Opinion
NOT TO BE PUBLISHED
ORDER MODIFYING OPINION AND DENYING REHEARING [NO CHANGE IN JUDGMENT]
San Mateo County Super. Ct. No. SC060332A
Margulies, Acting P.J.
THE COURT:
It is ordered that the opinion filed herein on April 30, 2007, be modified as follows:
1. On page 4, in the third full paragraph, fourth sentence, after the word “consent,” insert “in August 1998,” so that the sentence reads:
He was convicted of hit-and-run driving with injury and taking a vehicle without the owner’s consent in August 1998, and given a prison sentence.

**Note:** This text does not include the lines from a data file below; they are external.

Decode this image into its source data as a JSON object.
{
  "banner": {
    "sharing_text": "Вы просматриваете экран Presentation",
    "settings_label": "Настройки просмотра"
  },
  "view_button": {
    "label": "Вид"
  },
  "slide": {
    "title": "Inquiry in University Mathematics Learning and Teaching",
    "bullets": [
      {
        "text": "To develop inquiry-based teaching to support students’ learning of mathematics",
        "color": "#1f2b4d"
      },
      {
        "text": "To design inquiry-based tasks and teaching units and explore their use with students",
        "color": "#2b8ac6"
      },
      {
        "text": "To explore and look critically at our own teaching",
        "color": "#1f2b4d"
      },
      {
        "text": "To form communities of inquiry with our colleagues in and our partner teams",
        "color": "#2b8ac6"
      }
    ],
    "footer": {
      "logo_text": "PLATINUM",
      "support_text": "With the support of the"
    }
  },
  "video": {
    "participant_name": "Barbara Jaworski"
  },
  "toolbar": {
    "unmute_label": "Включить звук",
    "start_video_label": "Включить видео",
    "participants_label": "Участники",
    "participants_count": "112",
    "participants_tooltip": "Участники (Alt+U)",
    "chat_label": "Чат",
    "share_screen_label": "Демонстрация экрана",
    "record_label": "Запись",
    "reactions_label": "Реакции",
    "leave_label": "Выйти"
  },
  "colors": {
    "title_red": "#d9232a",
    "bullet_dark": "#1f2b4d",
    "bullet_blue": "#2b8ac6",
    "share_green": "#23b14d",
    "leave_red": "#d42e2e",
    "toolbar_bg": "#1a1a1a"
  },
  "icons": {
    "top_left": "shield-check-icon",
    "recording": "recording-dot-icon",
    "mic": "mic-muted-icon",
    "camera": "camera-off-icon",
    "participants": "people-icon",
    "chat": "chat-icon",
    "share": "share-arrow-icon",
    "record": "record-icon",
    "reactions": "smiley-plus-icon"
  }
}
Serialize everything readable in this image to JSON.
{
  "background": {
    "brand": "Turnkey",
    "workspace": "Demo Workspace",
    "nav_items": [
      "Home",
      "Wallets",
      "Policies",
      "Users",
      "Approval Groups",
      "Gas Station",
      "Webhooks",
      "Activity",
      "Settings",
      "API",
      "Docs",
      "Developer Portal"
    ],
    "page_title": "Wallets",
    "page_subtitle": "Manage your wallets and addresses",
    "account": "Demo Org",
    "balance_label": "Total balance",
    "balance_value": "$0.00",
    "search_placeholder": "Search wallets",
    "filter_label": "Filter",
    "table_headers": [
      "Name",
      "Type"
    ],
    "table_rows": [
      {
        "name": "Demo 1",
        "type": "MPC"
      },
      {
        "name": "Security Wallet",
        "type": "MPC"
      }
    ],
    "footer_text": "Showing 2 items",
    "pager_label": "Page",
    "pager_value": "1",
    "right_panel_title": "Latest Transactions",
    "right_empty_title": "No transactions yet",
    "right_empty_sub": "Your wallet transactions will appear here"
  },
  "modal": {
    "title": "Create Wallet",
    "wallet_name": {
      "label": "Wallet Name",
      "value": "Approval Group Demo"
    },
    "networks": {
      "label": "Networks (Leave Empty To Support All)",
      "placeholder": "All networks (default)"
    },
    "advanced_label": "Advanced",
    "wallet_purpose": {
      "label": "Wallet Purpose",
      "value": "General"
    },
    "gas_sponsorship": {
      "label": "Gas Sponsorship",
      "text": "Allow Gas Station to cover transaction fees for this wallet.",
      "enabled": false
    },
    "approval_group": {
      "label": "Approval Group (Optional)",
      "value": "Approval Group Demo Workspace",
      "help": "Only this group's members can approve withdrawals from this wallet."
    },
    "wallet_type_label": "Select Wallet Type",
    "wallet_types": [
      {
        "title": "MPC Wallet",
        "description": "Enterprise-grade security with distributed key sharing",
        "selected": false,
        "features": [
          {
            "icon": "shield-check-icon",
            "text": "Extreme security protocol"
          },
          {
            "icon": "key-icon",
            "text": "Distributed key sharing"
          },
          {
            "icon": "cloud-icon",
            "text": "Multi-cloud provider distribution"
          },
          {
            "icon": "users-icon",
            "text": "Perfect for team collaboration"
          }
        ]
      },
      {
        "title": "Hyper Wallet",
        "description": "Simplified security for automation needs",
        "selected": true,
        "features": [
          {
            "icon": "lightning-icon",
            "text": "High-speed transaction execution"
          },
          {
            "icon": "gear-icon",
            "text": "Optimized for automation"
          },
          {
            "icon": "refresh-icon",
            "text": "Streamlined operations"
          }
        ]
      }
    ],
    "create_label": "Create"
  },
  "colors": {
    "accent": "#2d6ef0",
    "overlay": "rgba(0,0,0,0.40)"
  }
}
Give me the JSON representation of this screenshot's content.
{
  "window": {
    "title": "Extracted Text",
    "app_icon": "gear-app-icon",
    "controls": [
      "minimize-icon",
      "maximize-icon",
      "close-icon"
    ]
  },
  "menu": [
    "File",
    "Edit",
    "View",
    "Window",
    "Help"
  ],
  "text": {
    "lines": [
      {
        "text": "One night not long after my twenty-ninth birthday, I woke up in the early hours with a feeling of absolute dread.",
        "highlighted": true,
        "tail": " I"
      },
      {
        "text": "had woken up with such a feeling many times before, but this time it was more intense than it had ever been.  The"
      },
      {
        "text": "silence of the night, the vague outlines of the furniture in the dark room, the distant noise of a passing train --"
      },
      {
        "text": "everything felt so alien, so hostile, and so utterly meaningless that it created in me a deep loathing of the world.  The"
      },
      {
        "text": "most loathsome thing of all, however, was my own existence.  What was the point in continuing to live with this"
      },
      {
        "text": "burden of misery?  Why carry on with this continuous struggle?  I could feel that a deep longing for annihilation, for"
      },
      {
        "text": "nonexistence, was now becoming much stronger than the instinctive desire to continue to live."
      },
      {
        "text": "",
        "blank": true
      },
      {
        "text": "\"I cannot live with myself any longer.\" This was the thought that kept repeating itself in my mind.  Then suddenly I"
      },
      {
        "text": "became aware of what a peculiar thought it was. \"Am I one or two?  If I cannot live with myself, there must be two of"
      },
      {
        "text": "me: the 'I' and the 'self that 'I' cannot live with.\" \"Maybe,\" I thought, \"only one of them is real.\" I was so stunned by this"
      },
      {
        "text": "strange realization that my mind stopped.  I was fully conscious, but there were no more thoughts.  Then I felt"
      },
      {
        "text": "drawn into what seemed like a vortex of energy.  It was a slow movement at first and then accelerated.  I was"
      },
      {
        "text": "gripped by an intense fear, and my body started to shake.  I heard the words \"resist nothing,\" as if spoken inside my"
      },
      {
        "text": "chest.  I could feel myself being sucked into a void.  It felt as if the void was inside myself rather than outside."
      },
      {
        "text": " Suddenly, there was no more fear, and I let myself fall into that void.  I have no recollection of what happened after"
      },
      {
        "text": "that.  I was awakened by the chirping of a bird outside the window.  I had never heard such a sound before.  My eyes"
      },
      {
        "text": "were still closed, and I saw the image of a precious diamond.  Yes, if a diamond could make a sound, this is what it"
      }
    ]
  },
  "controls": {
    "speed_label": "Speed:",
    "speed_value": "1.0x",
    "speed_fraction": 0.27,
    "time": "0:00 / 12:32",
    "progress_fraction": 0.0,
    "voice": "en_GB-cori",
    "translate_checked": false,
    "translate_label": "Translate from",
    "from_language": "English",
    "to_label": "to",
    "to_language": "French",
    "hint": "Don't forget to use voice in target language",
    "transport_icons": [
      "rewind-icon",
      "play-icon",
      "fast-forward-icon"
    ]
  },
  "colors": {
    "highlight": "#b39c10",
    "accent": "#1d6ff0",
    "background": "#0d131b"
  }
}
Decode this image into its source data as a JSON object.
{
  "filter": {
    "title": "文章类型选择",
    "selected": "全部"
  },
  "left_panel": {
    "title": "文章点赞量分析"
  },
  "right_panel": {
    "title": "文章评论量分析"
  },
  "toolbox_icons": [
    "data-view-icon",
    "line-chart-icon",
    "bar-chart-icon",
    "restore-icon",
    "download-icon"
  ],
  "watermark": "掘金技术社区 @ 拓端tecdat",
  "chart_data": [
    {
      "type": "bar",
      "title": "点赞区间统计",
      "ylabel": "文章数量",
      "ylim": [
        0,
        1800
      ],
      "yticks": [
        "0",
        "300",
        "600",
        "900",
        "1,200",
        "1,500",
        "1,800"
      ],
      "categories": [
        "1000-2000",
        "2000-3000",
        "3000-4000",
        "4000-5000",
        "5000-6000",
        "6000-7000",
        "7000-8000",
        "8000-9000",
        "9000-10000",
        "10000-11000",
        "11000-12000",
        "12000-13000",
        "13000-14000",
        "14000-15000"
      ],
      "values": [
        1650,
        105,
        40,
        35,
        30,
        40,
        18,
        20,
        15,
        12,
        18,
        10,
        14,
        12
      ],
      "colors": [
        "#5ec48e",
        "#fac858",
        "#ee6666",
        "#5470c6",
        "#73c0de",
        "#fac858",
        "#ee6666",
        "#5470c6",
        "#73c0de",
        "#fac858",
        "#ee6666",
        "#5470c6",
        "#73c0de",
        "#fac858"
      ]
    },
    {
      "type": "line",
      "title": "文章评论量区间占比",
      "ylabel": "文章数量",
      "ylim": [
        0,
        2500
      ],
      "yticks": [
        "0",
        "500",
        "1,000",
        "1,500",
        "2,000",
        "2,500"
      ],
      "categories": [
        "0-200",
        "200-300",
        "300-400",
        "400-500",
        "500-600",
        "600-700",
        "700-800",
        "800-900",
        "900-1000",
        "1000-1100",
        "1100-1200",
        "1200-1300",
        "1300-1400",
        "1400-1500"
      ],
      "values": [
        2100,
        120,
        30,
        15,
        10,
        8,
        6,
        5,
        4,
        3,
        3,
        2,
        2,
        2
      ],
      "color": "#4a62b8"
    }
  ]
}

2. On page 4, delete the first two sentences of the last paragraph that begins on page 4. In the new first sentence of that paragraph, substitute the word “defendant” in place of “he,” and in the next sentence, starting “In 2003,” substitute “he” for ‘defendant,” so that first two sentences read as follows:
In 2002, defendant violated parole. In 2003, he was convicted of driving without a license, not having insurance, and violating a promise to appear order.
3. On page 7, add new footnote 5 at the end of the continued paragraph from page 6:
5 By petition for rehearing, defendant contends that the court misconstrued his legal argument. According to the petition, his argument was that section 1203, subdivision (e)(4) does not apply to defendants whose prior felony convictions were sustained on the same date. If so, defendant’s briefing was less than crystal clear on this point. In any event, the argument as framed in defendant’s rehearing petition is even less persuasive than the claim that the convictions must arise from crimes committed on two occasions. Under defendant’s theory, even a string of prior felony convictions would not trigger application of section 1203, subdivision (e)(4), if he happened to have been convicted of all of the felonies on a single date. Nothing in the statutory language suggests that the Legislature intended such an illogical result.
There is no change in the judgment.
Appellant’s petition for rehearing is denied.